The industry is grateful, however, that the government is extending direct assistance to displaced airline employees, but it also needs to look at the situation in entirety. Airlines, an essential stakeholder of the tourism industry, must also be protected.
Datuk Tan Kok Liang
President, Malaysian Association of Tour and Travel Agents (MATTA)
The budget has failed to meet the needs of tourism enterprises, particularly SMEs, and does not address the key issue of protecting jobs. It does not include any incentive to boost domestic tourism and is seen as inadequate to empower the tourism industry during these challenging times.
The outlook for the next 12 months is bleak.

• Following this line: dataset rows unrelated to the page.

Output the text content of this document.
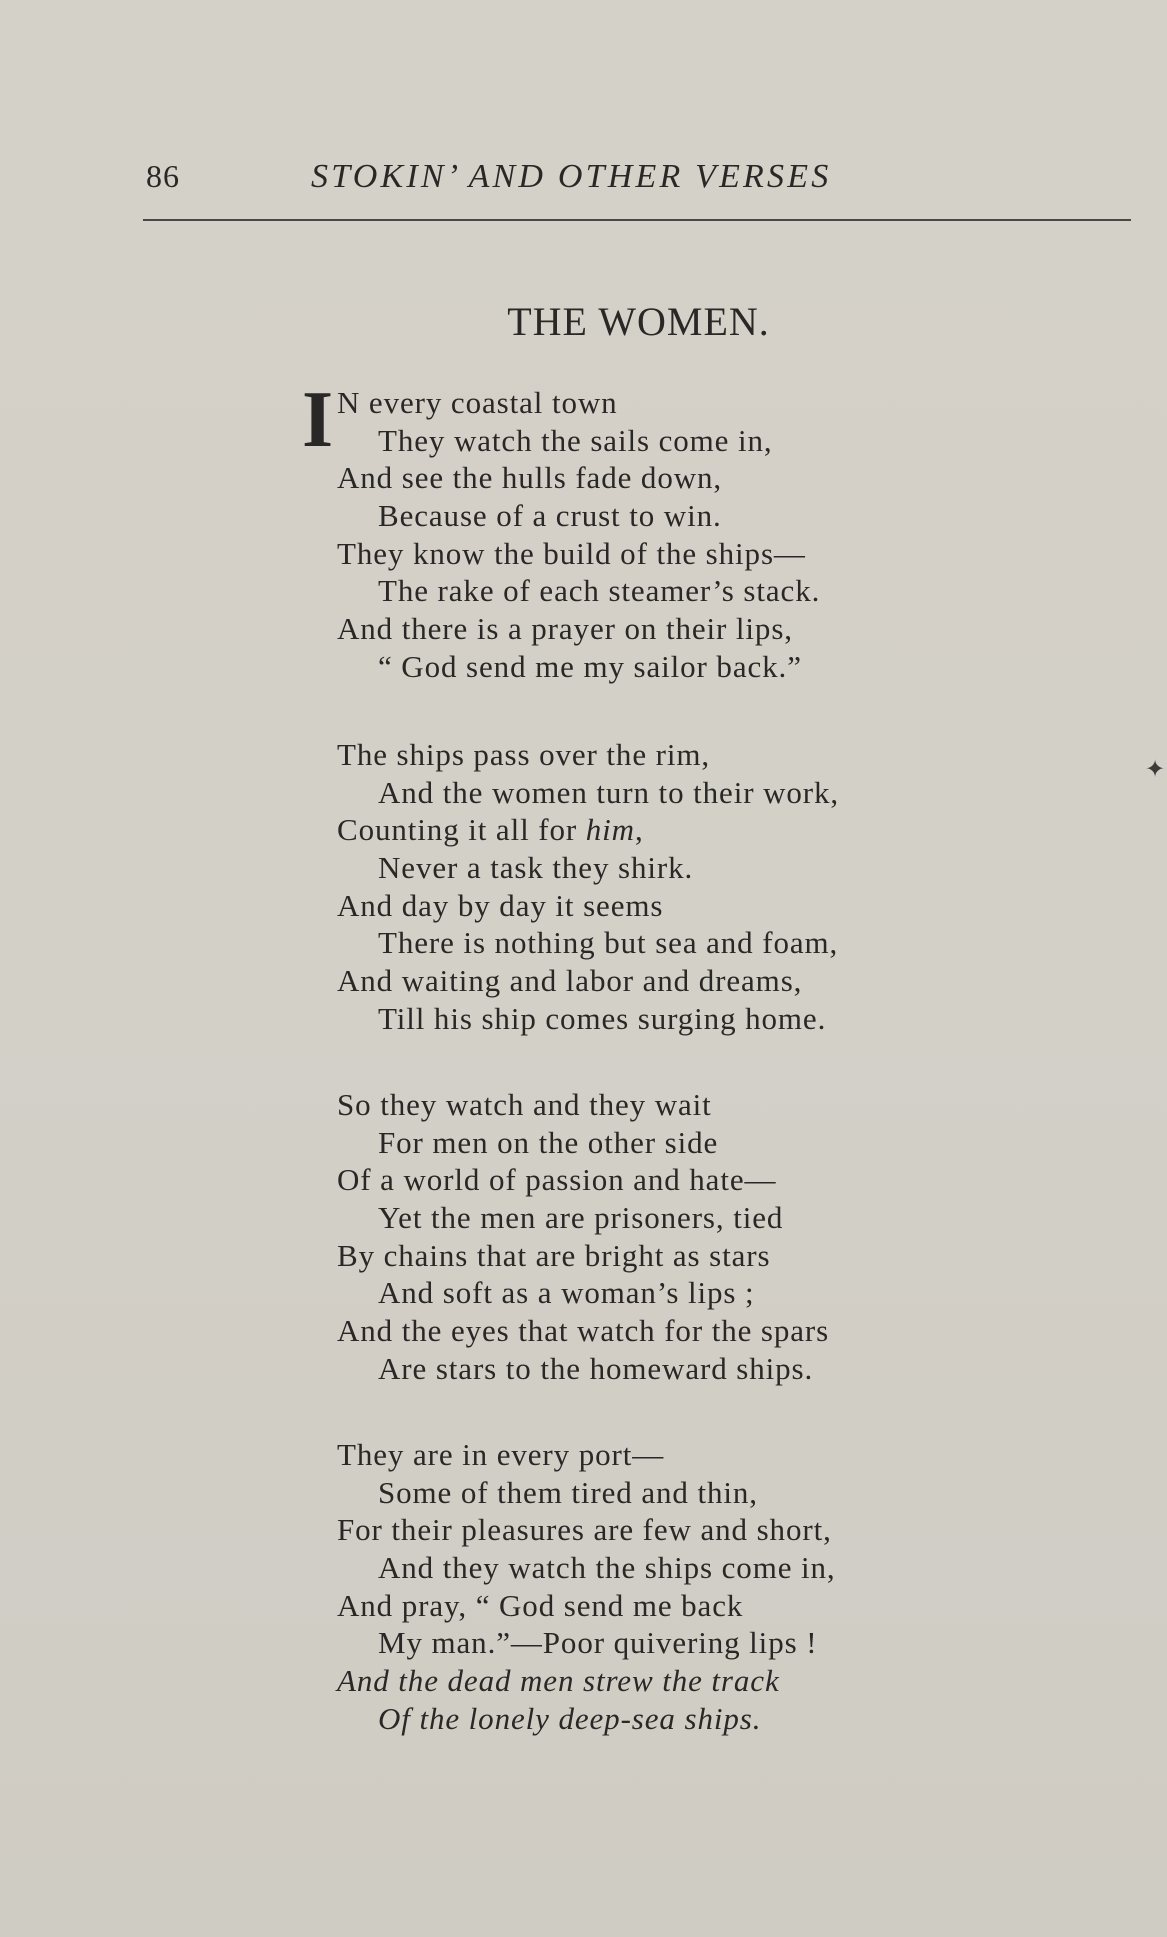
86	STOKIN’ AND OTHER VERSES
THE WOMEN.
I N every coastal town
They watch the sails come in,
And see the hulls fade down,
Because of a crust to win.
They know the build of the ships—
The rake of each steamer’s stack.
And there is a prayer on their lips,
“ God send me my sailor back.”
The ships pass over the rim,
And the women turn to their work,
Counting it all for him,
Never a task they shirk.
And day by day it seems
There is nothing but sea and foam,
And waiting and labor and dreams,
Till his ship comes surging home.
So they watch and they wait
For men on the other side
Of a world of passion and hate—
Yet the men are prisoners, tied
By chains that are bright as stars
And soft as a woman’s lips ;
And the eyes that watch for the spars
Are stars to the homeward ships.
They are in every port—
Some of them tired and thin,
For their pleasures are few and short,
And they watch the ships come in,
And pray, “ God send me back
My man.”—Poor quivering lips !
And the dead men strew the track
Of the lonely deep-sea ships.
✦
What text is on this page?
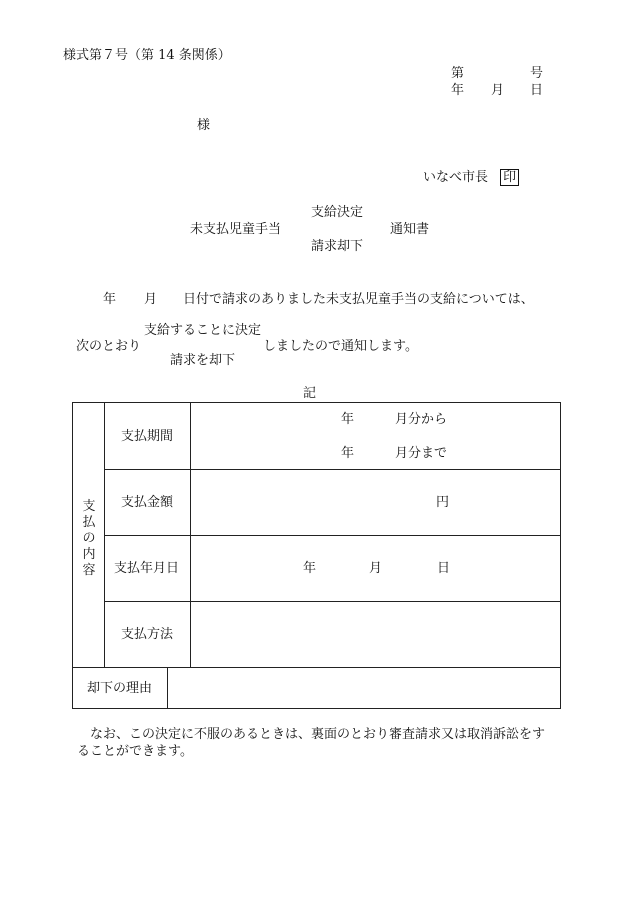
様式第７号（第 14 条関係）
第	号
年 月 日
様
いなべ市長 印
支給決定
未支払児童手当	通知書
請求却下
年 月 日付で請求のありました未支払児童手当の支給については、
支給することに決定
次のとおり	しましたので通知します。
請求を却下
記
支払の内容
支払期間
年	月分から
年	月分まで
支払金額	円
支払年月日	年	月	日
支払方法
却下の理由
なお、この決定に不服のあるときは、裏面のとおり審査請求又は取消訴訟をす
ることができます。
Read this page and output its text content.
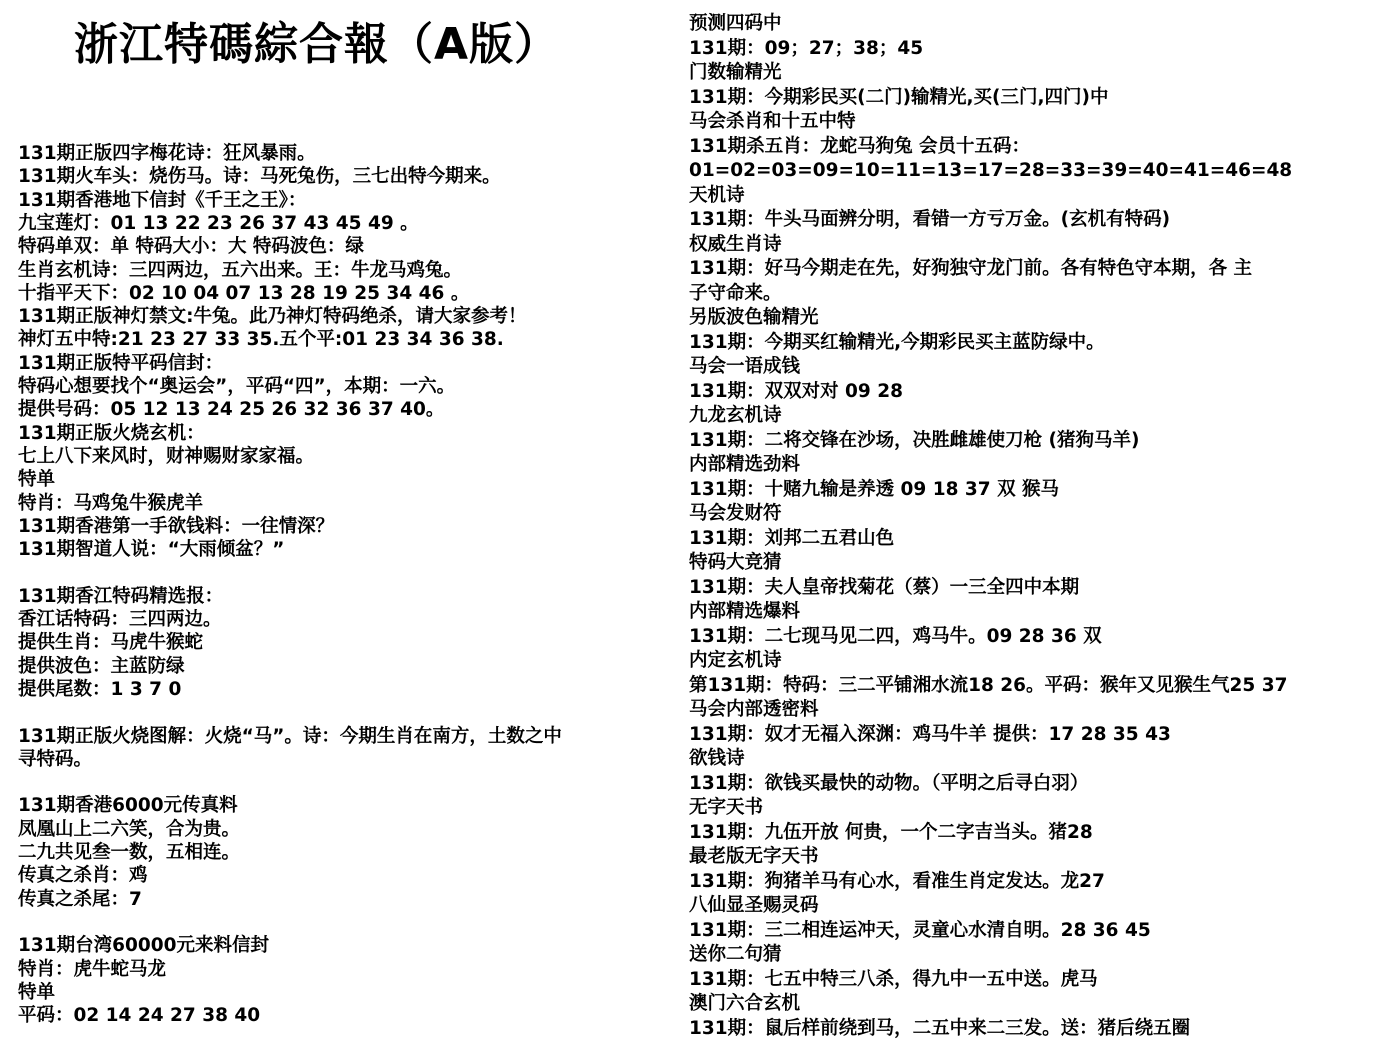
浙江特碼綜合報（A版）
131期正版四字梅花诗：狂风暴雨。
131期火车头：烧伤马。诗：马死兔伤，三七出特今期来。
131期香港地下信封《千王之王》：
九宝莲灯：01 13 22 23 26 37 43 45 49 。
特码单双：单 特码大小：大 特码波色：绿
生肖玄机诗：三四两边，五六出来。王：牛龙马鸡兔。
十指平天下：02 10 04 07 13 28 19 25 34 46 。
131期正版神灯禁文:牛兔。此乃神灯特码绝杀，请大家参考！
神灯五中特:21 23 27 33 35.五个平:01 23 34 36 38.
131期正版特平码信封：
特码心想要找个“奥运会”，平码“四”，本期：一六。
提供号码：05 12 13 24 25 26 32 36 37 40。
131期正版火烧玄机：
七上八下来风时，财神赐财家家福。
特单
特肖：马鸡兔牛猴虎羊
131期香港第一手欲钱料：一往情深？
131期智道人说：“大雨倾盆？”
131期香江特码精选报：
香江话特码：三四两边。
提供生肖：马虎牛猴蛇
提供波色：主蓝防绿
提供尾数：1 3 7 0
131期正版火烧图解：火烧“马”。诗：今期生肖在南方，土数之中
寻特码。
131期香港6000元传真料
凤凰山上二六笑，合为贵。
二九共见叁一数，五相连。
传真之杀肖：鸡
传真之杀尾：7
131期台湾60000元来料信封
特肖：虎牛蛇马龙
特单
平码：02 14 24 27 38 40
预测四码中
131期：09；27；38；45
门数输精光
131期：今期彩民买(二门)输精光,买(三门,四门)中
马会杀肖和十五中特
131期杀五肖：龙蛇马狗兔 会员十五码：
01=02=03=09=10=11=13=17=28=33=39=40=41=46=48
天机诗
131期：牛头马面辨分明，看错一方亏万金。(玄机有特码)
权威生肖诗
131期：好马今期走在先，好狗独守龙门前。各有特色守本期，各 主
子守命来。
另版波色输精光
131期：今期买红输精光,今期彩民买主蓝防绿中。
马会一语成钱
131期：双双对对 09 28
九龙玄机诗
131期：二将交锋在沙场，决胜雌雄使刀枪 (猪狗马羊)
内部精选劲料
131期：十赌九输是养透 09 18 37 双 猴马
马会发财符
131期：刘邦二五君山色
特码大竞猜
131期：夫人皇帝找菊花（蔡）一三全四中本期
内部精选爆料
131期：二七现马见二四，鸡马牛。09 28 36 双
内定玄机诗
第131期：特码：三二平铺湘水流18 26。平码：猴年又见猴生气25 37
马会内部透密料
131期：奴才无福入深渊：鸡马牛羊 提供：17 28 35 43
欲钱诗
131期：欲钱买最快的动物。（平明之后寻白羽）
无字天书
131期：九伍开放 何贵，一个二字吉当头。猪28
最老版无字天书
131期：狗猪羊马有心水，看准生肖定发达。龙27
八仙显圣赐灵码
131期：三二相连运冲天，灵童心水清自明。28 36 45
送你二句猜
131期：七五中特三八杀，得九中一五中送。虎马
澳门六合玄机
131期：鼠后样前绕到马，二五中来二三发。送：猪后绕五圈
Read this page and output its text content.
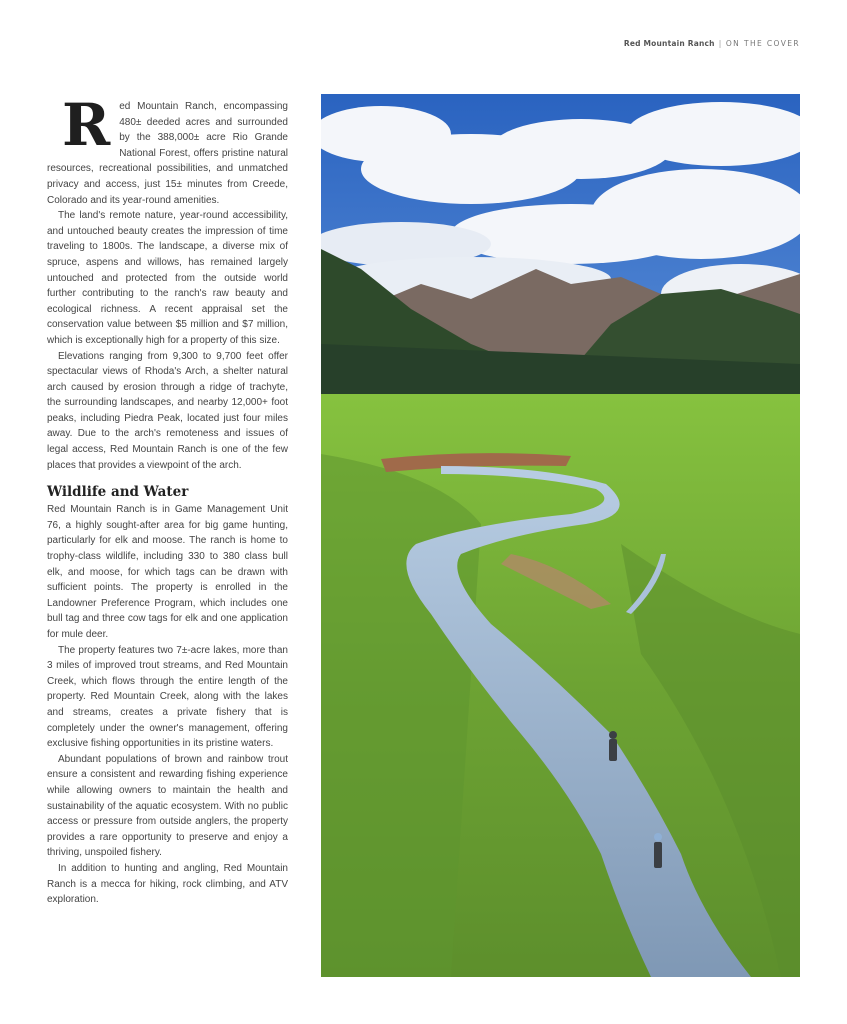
Red Mountain Ranch | ON THE COVER

R ed Mountain Ranch, encompassing 480± deeded acres and surrounded by the 388,000± acre Rio Grande National Forest, offers pristine natural resources, recreational possibilities, and unmatched privacy and access, just 15± minutes from Creede, Colorado and its year-round amenities.

The land's remote nature, year-round accessibility, and untouched beauty creates the impression of time traveling to 1800s. The landscape, a diverse mix of spruce, aspens and willows, has remained largely untouched and protected from the outside world further contributing to the ranch's raw beauty and ecological richness. A recent appraisal set the conservation value between $5 million and $7 million, which is exceptionally high for a property of this size.

Elevations ranging from 9,300 to 9,700 feet offer spectacular views of Rhoda's Arch, a shelter natural arch caused by erosion through a ridge of trachyte, the surrounding landscapes, and nearby 12,000+ foot peaks, including Piedra Peak, located just four miles away. Due to the arch's remoteness and issues of legal access, Red Mountain Ranch is one of the few places that provides a viewpoint of the arch.

Wildlife and Water

Red Mountain Ranch is in Game Management Unit 76, a highly sought-after area for big game hunting, particularly for elk and moose. The ranch is home to trophy-class wildlife, including 330 to 380 class bull elk, and moose, for which tags can be drawn with sufficient points. The property is enrolled in the Landowner Preference Program, which includes one bull tag and three cow tags for elk and one application for mule deer.

The property features two 7±-acre lakes, more than 3 miles of improved trout streams, and Red Mountain Creek, which flows through the entire length of the property. Red Mountain Creek, along with the lakes and streams, creates a private fishery that is completely under the owner's management, offering exclusive fishing opportunities in its pristine waters.

Abundant populations of brown and rainbow trout ensure a consistent and rewarding fishing experience while allowing owners to maintain the health and sustainability of the aquatic ecosystem. With no public access or pressure from outside anglers, the property provides a rare opportunity to preserve and enjoy a thriving, unspoiled fishery.

In addition to hunting and angling, Red Mountain Ranch is a mecca for hiking, rock climbing, and ATV exploration.
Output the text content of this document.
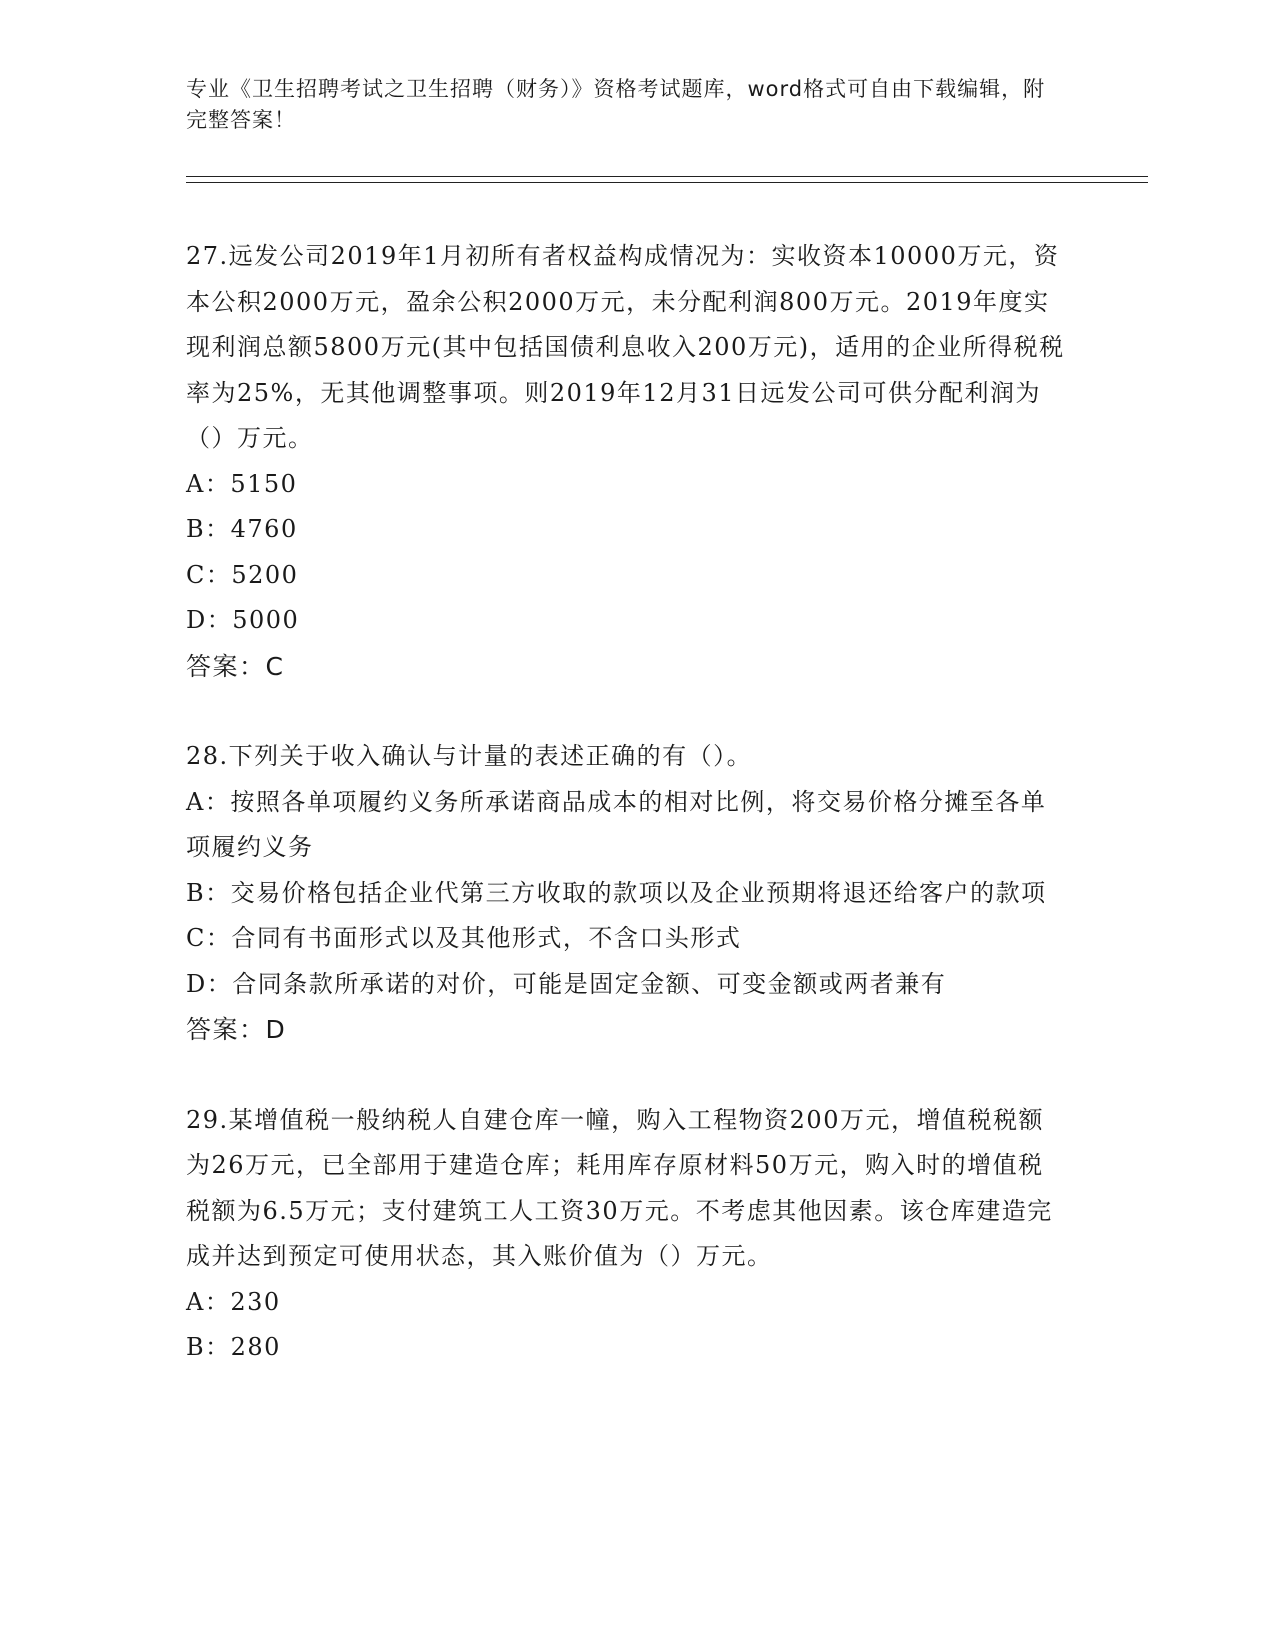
专业《卫生招聘考试之卫生招聘（财务）》资格考试题库，word格式可自由下载编辑，附完整答案！

27.远发公司2019年1月初所有者权益构成情况为：实收资本10000万元，资本公积2000万元，盈余公积2000万元，未分配利润800万元。2019年度实现利润总额5800万元(其中包括国债利息收入200万元)，适用的企业所得税税率为25%，无其他调整事项。则2019年12月31日远发公司可供分配利润为（）万元。

A：5150

B：4760

C：5200

D：5000

答案：C

28.下列关于收入确认与计量的表述正确的有（）。

A：按照各单项履约义务所承诺商品成本的相对比例，将交易价格分摊至各单项履约义务

B：交易价格包括企业代第三方收取的款项以及企业预期将退还给客户的款项

C：合同有书面形式以及其他形式，不含口头形式

D：合同条款所承诺的对价，可能是固定金额、可变金额或两者兼有

答案：D

29.某增值税一般纳税人自建仓库一幢，购入工程物资200万元，增值税税额为26万元，已全部用于建造仓库；耗用库存原材料50万元，购入时的增值税税额为6.5万元；支付建筑工人工资30万元。不考虑其他因素。该仓库建造完成并达到预定可使用状态，其入账价值为（）万元。

A：230

B：280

Without the right support, we will inevitably see the industry contracting quickly and drastically.
We cannot help but compare the state of tourism in our country with that of other countries such as Singapore, which has not only implemented practical and effective stimuli but is already making headway in the controlled reopening of borders and, therefore, the revival of its tourism industry.